From an aesthetic standpoint, atrophy and contraction of the denervated muscle flap,
over time, provided for an exceptional cosmetic result in our patient. Concern over
graft contraction and additional donor site scarring was overcome by harvesting a
slightly thicker skin graft followed by excision and primary closure of the donor
site, respectively. Overall improvement in preoperative symptomatology and level of
function, as well as satisfaction in the aesthetic outcome, appeared to contribute
to the high AOFAS and SF-36 scores observed postoperatively.
Despite its unique advantages and broad applicability, however, controversy regarding
presumed donor site morbidity has precluded widespread use of the rectus femoris flap.
While quantitative studies have shown varying degrees of impairment with respect to
voluntary muscle contraction, true muscular capacity, and range of motion, such as
knee extension and/or hip flexion, the majority of evidence suggests that these limitations
are not clinically significant and are well tolerated by most patients [13 ],[14 ],[15 ]. Daigeler et al. [14 ] analyzed the donor site morbidity of 14 patients who underwent pedicled rectus femoris
muscle flap coverage for a variety of abdominal wall, groin, and proximal thigh defects.
They noted a 21.8% and 18% decrease in maximal voluntary contraction force and true
muscular capacity of the remaining quadriceps femoris, respectively.
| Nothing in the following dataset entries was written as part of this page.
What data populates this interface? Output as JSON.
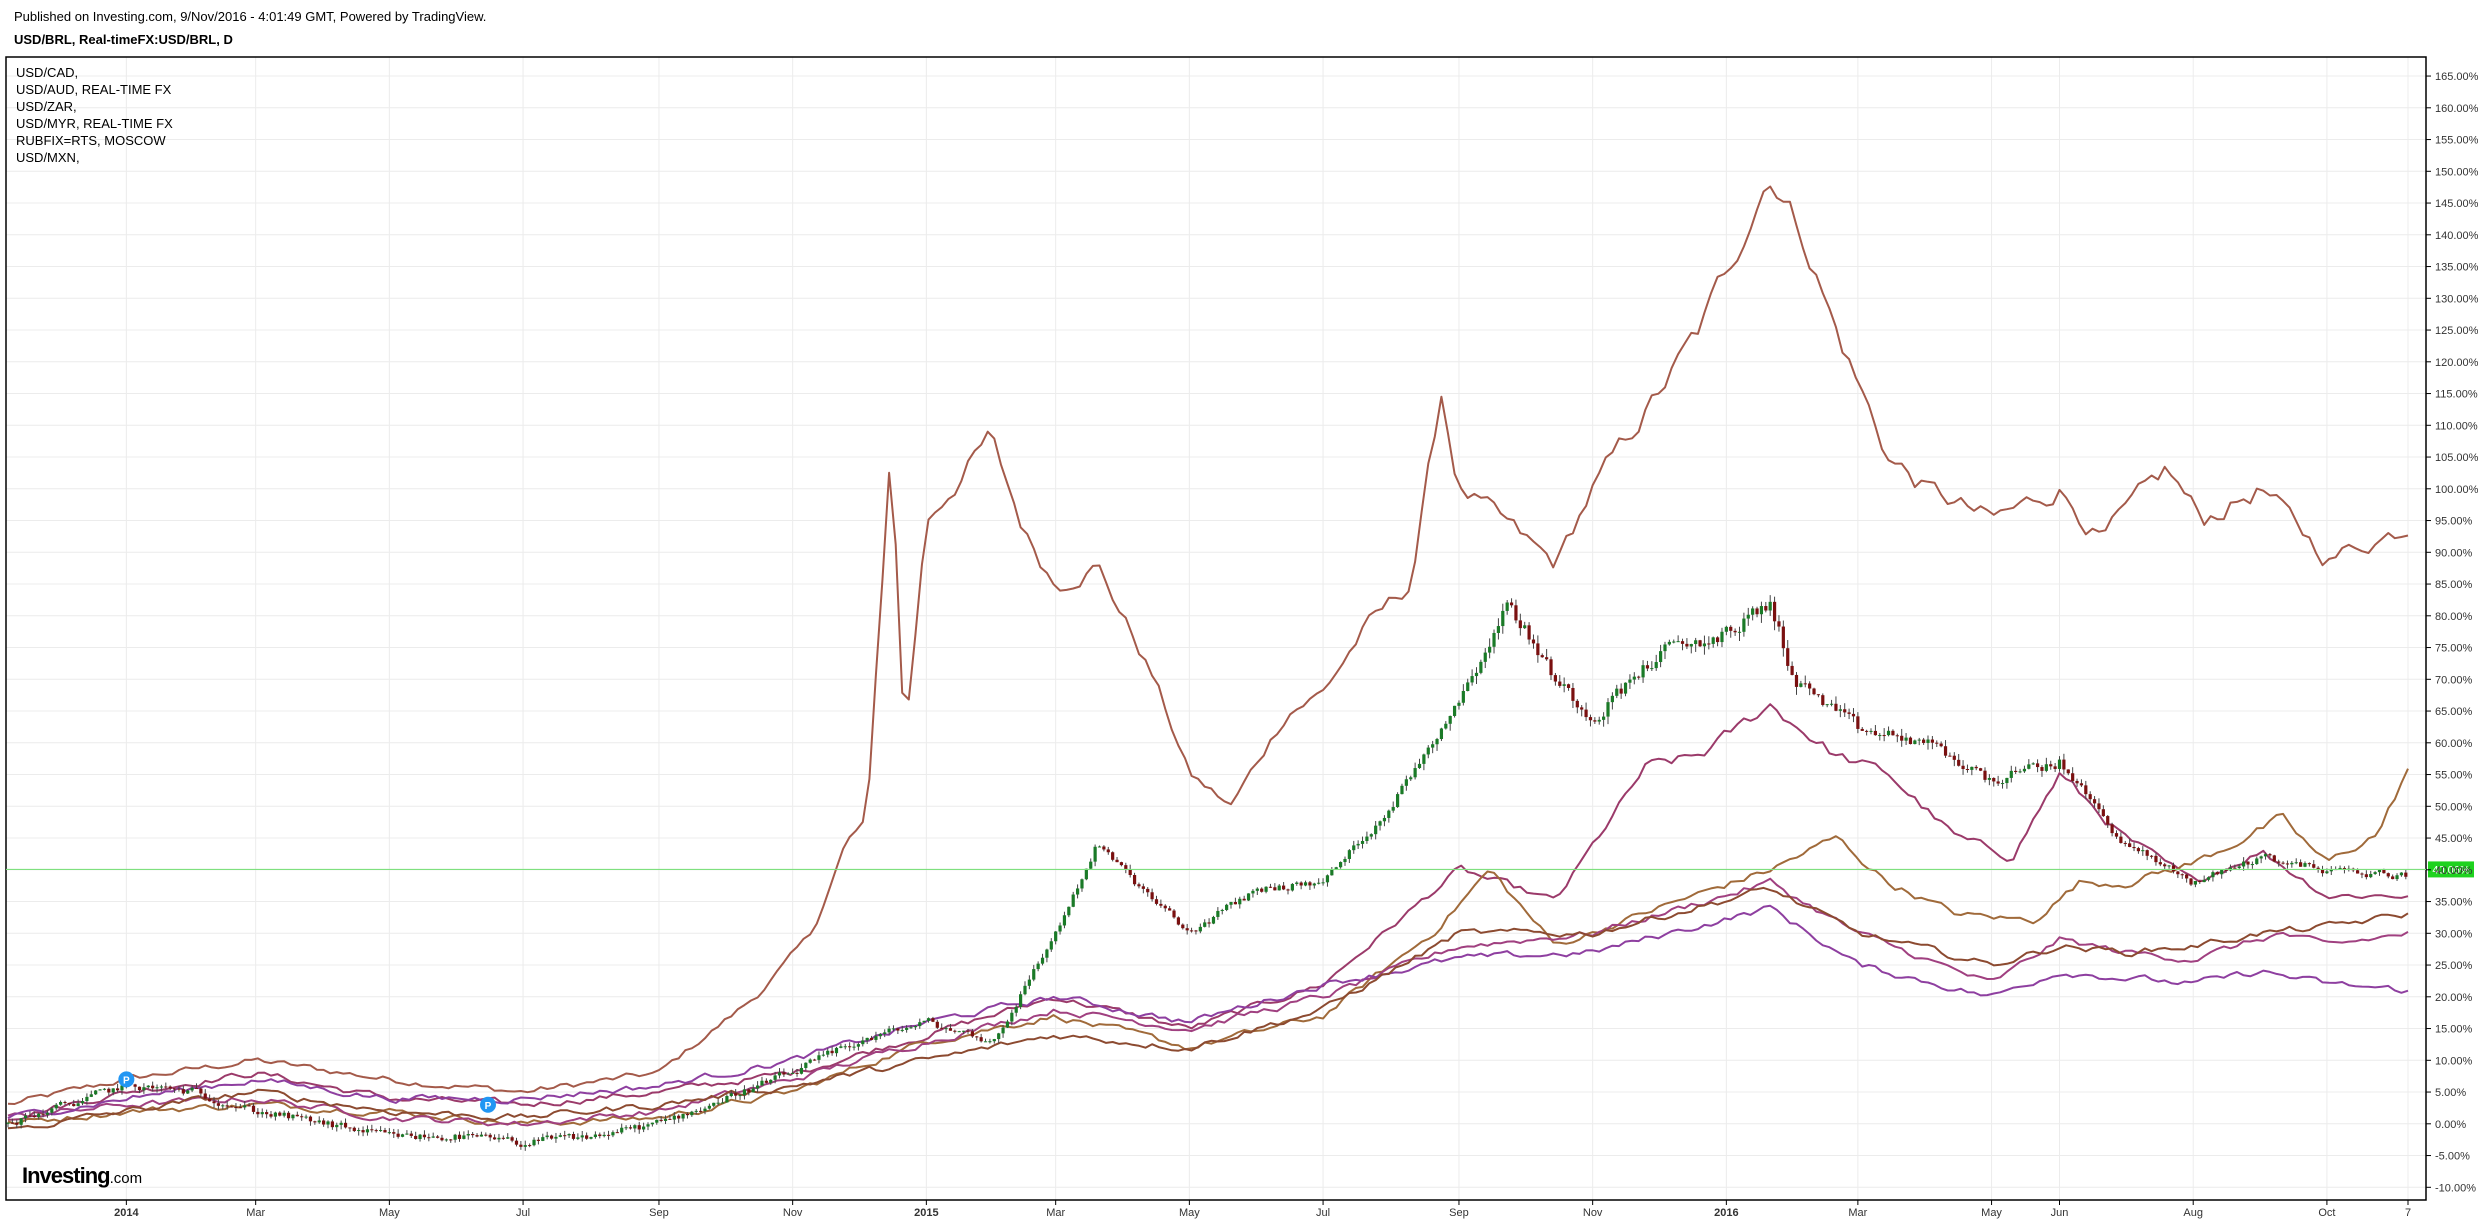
{
  "header": {
    "published": "Published on Investing.com, 9/Nov/2016 - 4:01:49 GMT, Powered by TradingView.",
    "symbol": "USD/BRL, Real-timeFX:USD/BRL, D"
  },
  "legend": [
    "USD/CAD,",
    "USD/AUD, REAL-TIME FX",
    "USD/ZAR,",
    "USD/MYR, REAL-TIME FX",
    "RUBFIX=RTS, MOSCOW",
    "USD/MXN,"
  ],
  "brand": {
    "main": "Investing",
    "suffix": ".com"
  },
  "colors": {
    "grid": "#ececec",
    "axis": "#000000",
    "candle_up": "#1a7a27",
    "candle_down": "#7a1010",
    "current_line": "#7fe07f",
    "current_badge": "#1ed21e",
    "marker": "#2196f3"
  },
  "chart_data": {
    "type": "line",
    "title": "USD/BRL, Real-timeFX:USD/BRL, D",
    "y_unit": "percent change",
    "ylim": [
      -12,
      168
    ],
    "grid": true,
    "legend_position": "top-left",
    "x_ticks": [
      {
        "date": "2014-01-01",
        "label": "2014",
        "bold": true
      },
      {
        "date": "2014-03-01",
        "label": "Mar",
        "bold": false
      },
      {
        "date": "2014-05-01",
        "label": "May",
        "bold": false
      },
      {
        "date": "2014-07-01",
        "label": "Jul",
        "bold": false
      },
      {
        "date": "2014-09-01",
        "label": "Sep",
        "bold": false
      },
      {
        "date": "2014-11-01",
        "label": "Nov",
        "bold": false
      },
      {
        "date": "2015-01-01",
        "label": "2015",
        "bold": true
      },
      {
        "date": "2015-03-01",
        "label": "Mar",
        "bold": false
      },
      {
        "date": "2015-05-01",
        "label": "May",
        "bold": false
      },
      {
        "date": "2015-07-01",
        "label": "Jul",
        "bold": false
      },
      {
        "date": "2015-09-01",
        "label": "Sep",
        "bold": false
      },
      {
        "date": "2015-11-01",
        "label": "Nov",
        "bold": false
      },
      {
        "date": "2016-01-01",
        "label": "2016",
        "bold": true
      },
      {
        "date": "2016-03-01",
        "label": "Mar",
        "bold": false
      },
      {
        "date": "2016-05-01",
        "label": "May",
        "bold": false
      },
      {
        "date": "2016-06-01",
        "label": "Jun",
        "bold": false
      },
      {
        "date": "2016-08-01",
        "label": "Aug",
        "bold": false
      },
      {
        "date": "2016-10-01",
        "label": "Oct",
        "bold": false
      },
      {
        "date": "2016-11-07",
        "label": "7",
        "bold": false
      }
    ],
    "y_ticks": [
      -10,
      -5,
      0,
      5,
      10,
      15,
      20,
      25,
      30,
      35,
      40,
      45,
      50,
      55,
      60,
      65,
      70,
      75,
      80,
      85,
      90,
      95,
      100,
      105,
      110,
      115,
      120,
      125,
      130,
      135,
      140,
      145,
      150,
      155,
      160,
      165
    ],
    "y_tick_labels": [
      "-10.00%",
      "-5.00%",
      "0.00%",
      "5.00%",
      "10.00%",
      "15.00%",
      "20.00%",
      "25.00%",
      "30.00%",
      "35.00%",
      "40.00%",
      "45.00%",
      "50.00%",
      "55.00%",
      "60.00%",
      "65.00%",
      "70.00%",
      "75.00%",
      "80.00%",
      "85.00%",
      "90.00%",
      "95.00%",
      "100.00%",
      "105.00%",
      "110.00%",
      "115.00%",
      "120.00%",
      "125.00%",
      "130.00%",
      "135.00%",
      "140.00%",
      "145.00%",
      "150.00%",
      "155.00%",
      "160.00%",
      "165.00%"
    ],
    "current": {
      "value": 40.06,
      "label": "40.06%"
    },
    "markers": [
      {
        "date": "2014-01-01",
        "y": 7,
        "label": "P"
      },
      {
        "date": "2014-06-15",
        "y": 3,
        "label": "P"
      }
    ],
    "candles": {
      "name": "USD/BRL",
      "x": [
        "2013-11-08",
        "2014-01-01",
        "2014-02-01",
        "2014-03-01",
        "2014-04-01",
        "2014-05-01",
        "2014-06-01",
        "2014-07-01",
        "2014-08-01",
        "2014-09-01",
        "2014-10-01",
        "2014-11-01",
        "2014-12-01",
        "2015-01-01",
        "2015-02-01",
        "2015-03-01",
        "2015-03-20",
        "2015-04-15",
        "2015-05-01",
        "2015-06-01",
        "2015-07-01",
        "2015-08-01",
        "2015-09-01",
        "2015-09-24",
        "2015-10-15",
        "2015-11-01",
        "2015-12-01",
        "2016-01-01",
        "2016-01-21",
        "2016-02-01",
        "2016-03-01",
        "2016-04-01",
        "2016-05-01",
        "2016-06-01",
        "2016-07-01",
        "2016-08-01",
        "2016-09-01",
        "2016-10-01",
        "2016-11-07"
      ],
      "y": [
        0,
        6,
        5,
        2,
        0,
        -2,
        -2,
        -3,
        -2,
        0,
        4,
        8,
        13,
        16,
        13,
        30,
        44,
        35,
        30,
        37,
        38,
        50,
        67,
        82,
        70,
        64,
        74,
        77,
        82,
        70,
        62,
        60,
        54,
        57,
        44,
        38,
        42,
        40,
        39
      ]
    },
    "series": [
      {
        "name": "RUBFIX=RTS, MOSCOW",
        "color": "#a45a4a",
        "x": [
          "2013-11-08",
          "2014-01-01",
          "2014-03-01",
          "2014-05-01",
          "2014-07-01",
          "2014-09-01",
          "2014-10-15",
          "2014-11-10",
          "2014-11-25",
          "2014-12-05",
          "2014-12-16",
          "2014-12-22",
          "2015-01-01",
          "2015-01-30",
          "2015-02-15",
          "2015-03-01",
          "2015-03-20",
          "2015-04-15",
          "2015-05-01",
          "2015-05-20",
          "2015-06-15",
          "2015-07-01",
          "2015-07-20",
          "2015-08-10",
          "2015-08-24",
          "2015-09-01",
          "2015-09-20",
          "2015-10-15",
          "2015-11-01",
          "2015-12-01",
          "2015-12-20",
          "2016-01-21",
          "2016-02-05",
          "2016-02-20",
          "2016-03-15",
          "2016-04-01",
          "2016-05-01",
          "2016-06-01",
          "2016-06-20",
          "2016-07-20",
          "2016-08-05",
          "2016-09-01",
          "2016-10-01",
          "2016-11-07"
        ],
        "y": [
          3,
          7,
          10,
          7,
          5,
          8,
          20,
          30,
          44,
          48,
          108,
          60,
          95,
          108,
          93,
          85,
          88,
          70,
          55,
          50,
          65,
          68,
          78,
          85,
          115,
          100,
          95,
          88,
          100,
          115,
          125,
          150,
          140,
          125,
          105,
          100,
          95,
          100,
          92,
          103,
          95,
          100,
          89,
          94
        ]
      },
      {
        "name": "USD/ZAR,",
        "color": "#9b3a6a",
        "x": [
          "2013-11-08",
          "2014-01-01",
          "2014-03-01",
          "2014-05-01",
          "2014-07-01",
          "2014-09-01",
          "2014-11-01",
          "2015-01-01",
          "2015-03-01",
          "2015-05-01",
          "2015-07-01",
          "2015-09-01",
          "2015-10-15",
          "2015-11-25",
          "2015-12-20",
          "2016-01-21",
          "2016-02-20",
          "2016-03-15",
          "2016-04-15",
          "2016-05-10",
          "2016-06-01",
          "2016-07-01",
          "2016-08-01",
          "2016-09-01",
          "2016-10-01",
          "2016-11-07"
        ],
        "y": [
          1,
          5,
          8,
          4,
          3,
          5,
          8,
          14,
          20,
          15,
          22,
          40,
          35,
          56,
          58,
          66,
          58,
          55,
          45,
          42,
          55,
          45,
          38,
          43,
          36,
          36
        ]
      },
      {
        "name": "USD/MYR, REAL-TIME FX",
        "color": "#a06a3a",
        "x": [
          "2013-11-08",
          "2014-01-01",
          "2014-03-01",
          "2014-05-01",
          "2014-07-01",
          "2014-09-01",
          "2014-11-01",
          "2015-01-01",
          "2015-03-01",
          "2015-05-01",
          "2015-07-01",
          "2015-08-20",
          "2015-09-15",
          "2015-10-15",
          "2015-12-01",
          "2016-01-21",
          "2016-02-20",
          "2016-03-15",
          "2016-04-15",
          "2016-05-20",
          "2016-06-10",
          "2016-07-01",
          "2016-08-01",
          "2016-09-10",
          "2016-10-01",
          "2016-10-25",
          "2016-11-07"
        ],
        "y": [
          0,
          2,
          3,
          2,
          0,
          1,
          5,
          13,
          17,
          12,
          17,
          30,
          40,
          28,
          34,
          40,
          45,
          38,
          33,
          32,
          38,
          38,
          41,
          48,
          41,
          46,
          56
        ]
      },
      {
        "name": "USD/MXN,",
        "color": "#a04080",
        "x": [
          "2013-11-08",
          "2014-01-01",
          "2014-03-01",
          "2014-05-01",
          "2014-07-01",
          "2014-09-01",
          "2014-11-01",
          "2015-01-01",
          "2015-03-01",
          "2015-05-01",
          "2015-07-01",
          "2015-09-01",
          "2015-11-01",
          "2016-01-21",
          "2016-03-01",
          "2016-05-01",
          "2016-06-01",
          "2016-07-01",
          "2016-08-01",
          "2016-09-10",
          "2016-10-01",
          "2016-11-07"
        ],
        "y": [
          1,
          3,
          4,
          1,
          0,
          2,
          7,
          13,
          18,
          15,
          20,
          28,
          30,
          38,
          30,
          22,
          29,
          27,
          26,
          30,
          28,
          30
        ]
      },
      {
        "name": "USD/CAD,",
        "color": "#8e3fa0",
        "x": [
          "2013-11-08",
          "2014-01-01",
          "2014-03-01",
          "2014-05-01",
          "2014-07-01",
          "2014-09-01",
          "2014-11-01",
          "2015-01-01",
          "2015-03-01",
          "2015-05-01",
          "2015-07-01",
          "2015-09-01",
          "2015-11-01",
          "2016-01-21",
          "2016-03-01",
          "2016-05-01",
          "2016-06-01",
          "2016-07-01",
          "2016-08-01",
          "2016-09-01",
          "2016-10-01",
          "2016-11-07"
        ],
        "y": [
          1,
          4,
          7,
          4,
          4,
          6,
          10,
          16,
          20,
          16,
          22,
          26,
          27,
          34,
          25,
          20,
          24,
          23,
          22,
          24,
          22,
          21
        ]
      },
      {
        "name": "USD/AUD, REAL-TIME FX",
        "color": "#8c4a30",
        "x": [
          "2013-11-08",
          "2014-01-01",
          "2014-03-01",
          "2014-05-01",
          "2014-07-01",
          "2014-09-01",
          "2014-11-01",
          "2015-01-01",
          "2015-03-01",
          "2015-05-01",
          "2015-07-01",
          "2015-09-01",
          "2015-11-01",
          "2016-01-21",
          "2016-03-01",
          "2016-05-01",
          "2016-06-01",
          "2016-07-01",
          "2016-08-01",
          "2016-09-01",
          "2016-10-01",
          "2016-11-07"
        ],
        "y": [
          -1,
          2,
          5,
          2,
          1,
          3,
          6,
          10,
          14,
          12,
          18,
          30,
          30,
          37,
          30,
          25,
          28,
          27,
          28,
          30,
          31,
          33
        ]
      }
    ]
  }
}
Despite the significant
loss of force, however, baseline level of function and active range of motion of the
knee and hip were reportedly unaffected. These findings are consistent with those
of Gardetto et al. [15 ] who suggested that harvest of the rectus femoris flap had no clinically significant
donor site morbidity and did not adversely affect the patient's capacity for everyday
activity.
While we did not quantitatively analyze the contractile force or true muscular capacity
of the donor site in this case, full activity was resumed after 6 months without any
noticeable functional deficits, thereby confirming the results of previous studies.
We attribute this in part to our efforts to centralize the remaining quadriceps femoris
by approximating the distal third of the medial and lateral vastus muscles during
closure, which has been suggested to assist in the maintenance of donor site biomechanics
[13 ],[15 ]. Furthermore, we advocate for the incorporation of a structured, graduated rehabilitation
program, postoperatively, which has been shown to improve donor site strength and
stability following harvest of the rectus femoris and is likely a significant contributor
to the excellent functional outcomes and lack of appreciable donor site deficits observed
in this case [14 ],[15 ].
In summary, this report represents the first to describe the composite rectus femoris/posterior
rectus fascial free flap as a rescue alternative for composite Achilles defect reconstruction.
Excellent functional and aesthetic results, high patient satisfaction, and acceptable
donor site morbidity make the rectus femoris myofascial free flap a viable alternative
for functional reconstruction of the Achilles in the setting of inadequate ALT perforators.
As a complement to our reconstructive armamentarium, we now routinely include this
option in our preoperative planning and discussion with our patients.